Le ragazze della SSD Dolomiti Bellunesi chiudono il girone d’andata al settimo posto: va in archivio, infatti, la prima metà del campionato femminile di Eccellenza. Ora spazio alle vacanze natalizie? No, perché dicembre è il mese dedicato alla Coppa Italia: anche se domenica 4 il collettivo di mister Pellicanò osserva un turno di riposo. E tornerà sul rettangolo verde l’11, in trasferta contro il Carbonera.
ACQUA AL MULINO – La sensazione è che questa squadra abbia margini di crescita ancora da esplorare. Specialmente se si considera che, al mulino del gruppo, ogni atleta porta l’acqua dell’impegno, della generosità, dell’attaccamento ai colori e alla maglia. Come Valentina Cercenà: «Sono un’attaccante – racconta la venticinquenne – e fin da piccola ho avuto la passione per questo sport. Ho iniziato con i maschi della Valzoldana per poi approdare a Belluno: in Primavera e, poco dopo, in prima squadra. Il calcio per me è speciale, unico, un mix di emozioni: servono dedizione, sacrificio e responsabilità». Valentina, da buona attaccante, vive per il gol: «Ogni gara, bene o male, mi lascia qualcosa, ma quando segno le sensazioni sono ancora più forti. E sono particolarmente contenta».
SCATTO – Nello scacchiere dolomitico, Cercenà ha caratteristiche importanti. Una su tutte: «La velocità. Lo scatto mi permette di superare l’avversaria. Per lo meno – sorride – quando non mi fischiano fuorigioco. La SSD Dolomiti Bellunesi? Una splendida occasione. Faremo il possibile per portare avanti il progetto a testa alta, lavorando sodo: giorno dopo giorno, allenamento dopo allenamento, partita dopo partita».

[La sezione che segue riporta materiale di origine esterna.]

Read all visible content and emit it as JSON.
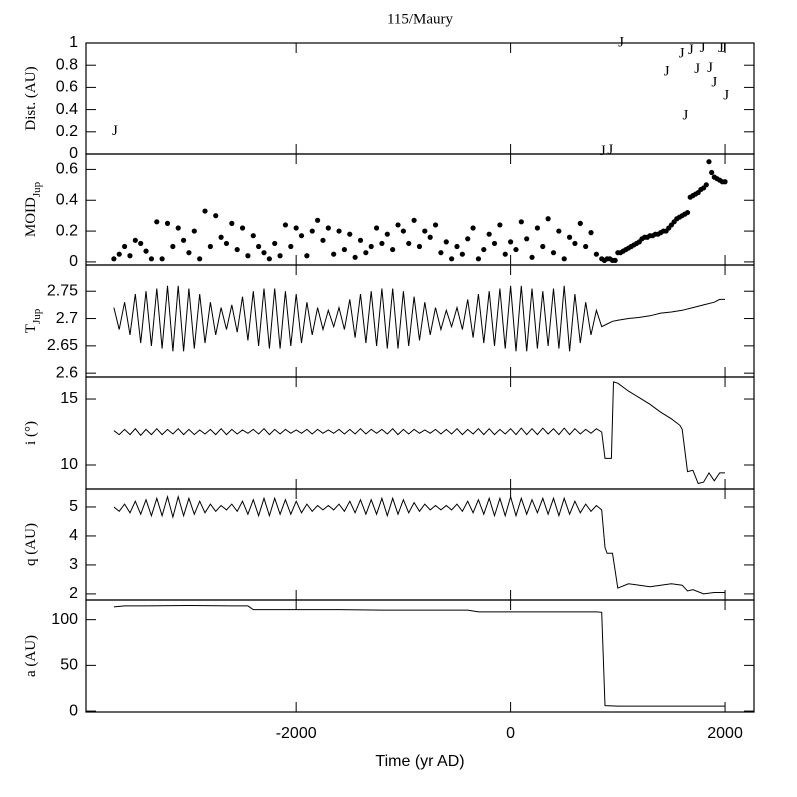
{
  "chart_data": {
    "title": "115/Maury",
    "xlabel": "Time (yr AD)",
    "xlim": [
      -3960,
      2270
    ],
    "xticks": [
      -2000,
      0,
      2000
    ],
    "color": "#000000",
    "panels": [
      {
        "type": "scatter",
        "ylabel": "Dist. (AU)",
        "marker": "J",
        "ylim": [
          0,
          1
        ],
        "yticks": [
          0,
          0.2,
          0.4,
          0.6,
          0.8,
          1
        ],
        "x": [
          -3690,
          860,
          930,
          1030,
          1455,
          1595,
          1630,
          1680,
          1740,
          1790,
          1860,
          1900,
          1960,
          1990,
          2010
        ],
        "values": [
          0.2,
          0.02,
          0.03,
          1.0,
          0.74,
          0.9,
          0.34,
          0.93,
          0.76,
          0.95,
          0.77,
          0.64,
          0.95,
          0.95,
          0.52
        ]
      },
      {
        "type": "scatter",
        "ylabel": "MOID",
        "ylabel_sub": "Jup",
        "ylim": [
          -0.02,
          0.7
        ],
        "yticks": [
          0,
          0.2,
          0.4,
          0.6
        ],
        "x": [
          -3700,
          -3650,
          -3600,
          -3550,
          -3500,
          -3450,
          -3400,
          -3350,
          -3300,
          -3250,
          -3200,
          -3150,
          -3100,
          -3050,
          -3000,
          -2950,
          -2900,
          -2850,
          -2800,
          -2750,
          -2700,
          -2650,
          -2600,
          -2550,
          -2500,
          -2450,
          -2400,
          -2350,
          -2300,
          -2250,
          -2200,
          -2150,
          -2100,
          -2050,
          -2000,
          -1950,
          -1900,
          -1850,
          -1800,
          -1750,
          -1700,
          -1650,
          -1600,
          -1550,
          -1500,
          -1450,
          -1400,
          -1350,
          -1300,
          -1250,
          -1200,
          -1150,
          -1100,
          -1050,
          -1000,
          -950,
          -900,
          -850,
          -800,
          -750,
          -700,
          -650,
          -600,
          -550,
          -500,
          -450,
          -400,
          -350,
          -300,
          -250,
          -200,
          -150,
          -100,
          -50,
          0,
          50,
          100,
          150,
          200,
          250,
          300,
          350,
          400,
          450,
          500,
          550,
          600,
          650,
          700,
          750,
          800,
          850,
          875,
          900,
          925,
          950,
          975,
          1000,
          1025,
          1050,
          1075,
          1100,
          1125,
          1150,
          1175,
          1200,
          1225,
          1250,
          1275,
          1300,
          1325,
          1350,
          1375,
          1400,
          1425,
          1450,
          1475,
          1500,
          1525,
          1550,
          1575,
          1600,
          1625,
          1650,
          1675,
          1700,
          1725,
          1750,
          1775,
          1800,
          1825,
          1850,
          1875,
          1900,
          1925,
          1950,
          1975,
          2000
        ],
        "values": [
          0.02,
          0.05,
          0.1,
          0.04,
          0.14,
          0.12,
          0.07,
          0.02,
          0.26,
          0.02,
          0.25,
          0.1,
          0.22,
          0.14,
          0.06,
          0.2,
          0.02,
          0.33,
          0.1,
          0.3,
          0.16,
          0.12,
          0.25,
          0.08,
          0.22,
          0.04,
          0.17,
          0.1,
          0.06,
          0.02,
          0.12,
          0.04,
          0.24,
          0.1,
          0.22,
          0.17,
          0.04,
          0.2,
          0.27,
          0.14,
          0.22,
          0.05,
          0.2,
          0.08,
          0.18,
          0.03,
          0.14,
          0.06,
          0.1,
          0.22,
          0.12,
          0.18,
          0.08,
          0.24,
          0.2,
          0.12,
          0.27,
          0.1,
          0.2,
          0.16,
          0.24,
          0.06,
          0.13,
          0.02,
          0.1,
          0.05,
          0.15,
          0.22,
          0.02,
          0.08,
          0.18,
          0.12,
          0.24,
          0.05,
          0.13,
          0.08,
          0.26,
          0.15,
          0.03,
          0.22,
          0.1,
          0.28,
          0.06,
          0.2,
          0.02,
          0.16,
          0.12,
          0.25,
          0.1,
          0.19,
          0.05,
          0.02,
          0.01,
          0.02,
          0.02,
          0.01,
          0.01,
          0.06,
          0.06,
          0.07,
          0.08,
          0.09,
          0.1,
          0.11,
          0.12,
          0.13,
          0.15,
          0.16,
          0.16,
          0.17,
          0.17,
          0.18,
          0.18,
          0.19,
          0.2,
          0.2,
          0.22,
          0.24,
          0.26,
          0.28,
          0.29,
          0.3,
          0.31,
          0.32,
          0.42,
          0.43,
          0.44,
          0.45,
          0.47,
          0.48,
          0.5,
          0.65,
          0.58,
          0.55,
          0.54,
          0.53,
          0.52,
          0.52
        ]
      },
      {
        "type": "line",
        "ylabel": "T",
        "ylabel_sub": "Jup",
        "ylim": [
          2.593,
          2.798
        ],
        "yticks": [
          2.6,
          2.65,
          2.7,
          2.75
        ],
        "x": [
          -3700,
          -3650,
          -3600,
          -3550,
          -3500,
          -3450,
          -3400,
          -3350,
          -3300,
          -3250,
          -3200,
          -3150,
          -3100,
          -3050,
          -3000,
          -2950,
          -2900,
          -2850,
          -2800,
          -2750,
          -2700,
          -2650,
          -2600,
          -2550,
          -2500,
          -2450,
          -2400,
          -2350,
          -2300,
          -2250,
          -2200,
          -2150,
          -2100,
          -2050,
          -2000,
          -1950,
          -1900,
          -1850,
          -1800,
          -1750,
          -1700,
          -1650,
          -1600,
          -1550,
          -1500,
          -1450,
          -1400,
          -1350,
          -1300,
          -1250,
          -1200,
          -1150,
          -1100,
          -1050,
          -1000,
          -950,
          -900,
          -850,
          -800,
          -750,
          -700,
          -650,
          -600,
          -550,
          -500,
          -450,
          -400,
          -350,
          -300,
          -250,
          -200,
          -150,
          -100,
          -50,
          0,
          50,
          100,
          150,
          200,
          250,
          300,
          350,
          400,
          450,
          500,
          550,
          600,
          650,
          700,
          750,
          800,
          850,
          900,
          950,
          1000,
          1100,
          1200,
          1300,
          1400,
          1500,
          1600,
          1700,
          1800,
          1900,
          1950,
          2000
        ],
        "values": [
          2.72,
          2.68,
          2.73,
          2.67,
          2.745,
          2.655,
          2.75,
          2.65,
          2.755,
          2.645,
          2.76,
          2.64,
          2.76,
          2.64,
          2.755,
          2.645,
          2.745,
          2.655,
          2.73,
          2.67,
          2.72,
          2.68,
          2.725,
          2.675,
          2.74,
          2.66,
          2.75,
          2.65,
          2.755,
          2.645,
          2.755,
          2.645,
          2.75,
          2.65,
          2.745,
          2.655,
          2.73,
          2.67,
          2.72,
          2.68,
          2.715,
          2.685,
          2.72,
          2.68,
          2.735,
          2.665,
          2.745,
          2.655,
          2.75,
          2.65,
          2.755,
          2.645,
          2.755,
          2.645,
          2.75,
          2.65,
          2.74,
          2.66,
          2.73,
          2.67,
          2.72,
          2.68,
          2.715,
          2.685,
          2.72,
          2.68,
          2.735,
          2.665,
          2.745,
          2.655,
          2.75,
          2.65,
          2.755,
          2.645,
          2.76,
          2.64,
          2.76,
          2.64,
          2.755,
          2.645,
          2.75,
          2.65,
          2.755,
          2.645,
          2.76,
          2.64,
          2.745,
          2.655,
          2.73,
          2.67,
          2.715,
          2.685,
          2.69,
          2.695,
          2.697,
          2.7,
          2.702,
          2.705,
          2.71,
          2.712,
          2.715,
          2.72,
          2.725,
          2.73,
          2.735,
          2.735
        ]
      },
      {
        "type": "line",
        "ylabel": "i (°)",
        "ylim": [
          8.18,
          16.67
        ],
        "yticks": [
          10,
          15
        ],
        "x": [
          -3700,
          -3650,
          -3600,
          -3550,
          -3500,
          -3450,
          -3400,
          -3350,
          -3300,
          -3250,
          -3200,
          -3150,
          -3100,
          -3050,
          -3000,
          -2950,
          -2900,
          -2850,
          -2800,
          -2750,
          -2700,
          -2650,
          -2600,
          -2550,
          -2500,
          -2450,
          -2400,
          -2350,
          -2300,
          -2250,
          -2200,
          -2150,
          -2100,
          -2050,
          -2000,
          -1950,
          -1900,
          -1850,
          -1800,
          -1750,
          -1700,
          -1650,
          -1600,
          -1550,
          -1500,
          -1450,
          -1400,
          -1350,
          -1300,
          -1250,
          -1200,
          -1150,
          -1100,
          -1050,
          -1000,
          -950,
          -900,
          -850,
          -800,
          -750,
          -700,
          -650,
          -600,
          -550,
          -500,
          -450,
          -400,
          -350,
          -300,
          -250,
          -200,
          -150,
          -100,
          -50,
          0,
          50,
          100,
          150,
          200,
          250,
          300,
          350,
          400,
          450,
          500,
          550,
          600,
          650,
          700,
          750,
          800,
          850,
          880,
          940,
          960,
          1000,
          1100,
          1200,
          1300,
          1400,
          1500,
          1580,
          1600,
          1650,
          1700,
          1750,
          1800,
          1850,
          1900,
          1950,
          2000
        ],
        "values": [
          12.6,
          12.3,
          12.7,
          12.3,
          12.75,
          12.25,
          12.7,
          12.3,
          12.75,
          12.3,
          12.7,
          12.35,
          12.75,
          12.3,
          12.7,
          12.3,
          12.65,
          12.35,
          12.7,
          12.3,
          12.75,
          12.3,
          12.7,
          12.35,
          12.65,
          12.4,
          12.7,
          12.35,
          12.75,
          12.3,
          12.7,
          12.35,
          12.7,
          12.4,
          12.65,
          12.4,
          12.7,
          12.35,
          12.7,
          12.4,
          12.65,
          12.4,
          12.7,
          12.35,
          12.7,
          12.35,
          12.75,
          12.35,
          12.7,
          12.4,
          12.7,
          12.35,
          12.75,
          12.3,
          12.7,
          12.35,
          12.7,
          12.4,
          12.65,
          12.4,
          12.7,
          12.35,
          12.7,
          12.35,
          12.75,
          12.3,
          12.7,
          12.35,
          12.75,
          12.3,
          12.75,
          12.3,
          12.7,
          12.35,
          12.75,
          12.3,
          12.8,
          12.3,
          12.75,
          12.3,
          12.8,
          12.35,
          12.75,
          12.3,
          12.8,
          12.3,
          12.75,
          12.35,
          12.7,
          12.4,
          12.75,
          12.5,
          10.5,
          10.5,
          16.3,
          16.2,
          15.6,
          15.1,
          14.6,
          14.0,
          13.5,
          13.0,
          12.7,
          9.5,
          9.6,
          8.6,
          8.7,
          9.4,
          8.8,
          9.4,
          9.4
        ]
      },
      {
        "type": "line",
        "ylabel": "q (AU)",
        "ylim": [
          1.79,
          5.62
        ],
        "yticks": [
          2,
          3,
          4,
          5
        ],
        "x": [
          -3700,
          -3650,
          -3600,
          -3550,
          -3500,
          -3450,
          -3400,
          -3350,
          -3300,
          -3250,
          -3200,
          -3150,
          -3100,
          -3050,
          -3000,
          -2950,
          -2900,
          -2850,
          -2800,
          -2750,
          -2700,
          -2650,
          -2600,
          -2550,
          -2500,
          -2450,
          -2400,
          -2350,
          -2300,
          -2250,
          -2200,
          -2150,
          -2100,
          -2050,
          -2000,
          -1950,
          -1900,
          -1850,
          -1800,
          -1750,
          -1700,
          -1650,
          -1600,
          -1550,
          -1500,
          -1450,
          -1400,
          -1350,
          -1300,
          -1250,
          -1200,
          -1150,
          -1100,
          -1050,
          -1000,
          -950,
          -900,
          -850,
          -800,
          -750,
          -700,
          -650,
          -600,
          -550,
          -500,
          -450,
          -400,
          -350,
          -300,
          -250,
          -200,
          -150,
          -100,
          -50,
          0,
          50,
          100,
          150,
          200,
          250,
          300,
          350,
          400,
          450,
          500,
          550,
          600,
          650,
          700,
          750,
          800,
          850,
          880,
          900,
          950,
          1000,
          1100,
          1200,
          1300,
          1400,
          1500,
          1600,
          1650,
          1700,
          1800,
          1900,
          2000
        ],
        "values": [
          5.0,
          4.85,
          5.1,
          4.8,
          5.2,
          4.75,
          5.25,
          4.7,
          5.3,
          4.7,
          5.35,
          4.65,
          5.35,
          4.7,
          5.3,
          4.75,
          5.2,
          4.8,
          5.1,
          4.85,
          5.05,
          4.9,
          5.1,
          4.85,
          5.2,
          4.75,
          5.25,
          4.7,
          5.3,
          4.7,
          5.3,
          4.75,
          5.25,
          4.75,
          5.2,
          4.8,
          5.1,
          4.85,
          5.05,
          4.9,
          5.05,
          4.9,
          5.1,
          4.85,
          5.2,
          4.8,
          5.25,
          4.75,
          5.25,
          4.75,
          5.3,
          4.7,
          5.3,
          4.75,
          5.25,
          4.8,
          5.15,
          4.85,
          5.1,
          4.9,
          5.05,
          4.9,
          5.05,
          4.9,
          5.1,
          4.85,
          5.2,
          4.8,
          5.25,
          4.75,
          5.3,
          4.7,
          5.3,
          4.7,
          5.35,
          4.7,
          5.3,
          4.75,
          5.25,
          4.8,
          5.3,
          4.75,
          5.3,
          4.7,
          5.3,
          4.75,
          5.2,
          4.8,
          5.1,
          4.85,
          5.05,
          4.9,
          3.6,
          3.4,
          3.4,
          2.2,
          2.35,
          2.3,
          2.25,
          2.3,
          2.35,
          2.3,
          2.1,
          2.15,
          2.0,
          2.05,
          2.05
        ]
      },
      {
        "type": "line",
        "ylabel": "a (AU)",
        "ylim": [
          -1,
          121.5
        ],
        "yticks": [
          0,
          50,
          100
        ],
        "x": [
          -3700,
          -3600,
          -3400,
          -3000,
          -2600,
          -2450,
          -2400,
          -2000,
          -1600,
          -1200,
          -800,
          -400,
          -300,
          0,
          400,
          800,
          850,
          880,
          1000,
          1500,
          2000
        ],
        "values": [
          114,
          115,
          115,
          115.5,
          115,
          115,
          111,
          111,
          111,
          110.5,
          110.5,
          110.5,
          108.5,
          108.5,
          108.5,
          108.5,
          108,
          6,
          5.5,
          5.5,
          5.5
        ]
      }
    ]
  }
}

NO DEVA, NO PARTY – La forza del collettivo può dare la spinta per un 2023 da protagoniste: «Ho un buonissimo rapporto con ognuna delle mie compagne – conclude Valentina -. Siamo un bel gruppo. E un pilastro fondamentale di questa squadra, ormai da anni, è la nostra Sandra Sommariva: della capitana non si può fare a meno. Ma neppure di Chiara De Valerio, un’amica eccezionale: in campo e fuori. Con lei, il divertimento è assicurato. E, come dico, sempre “no Deva, no party”».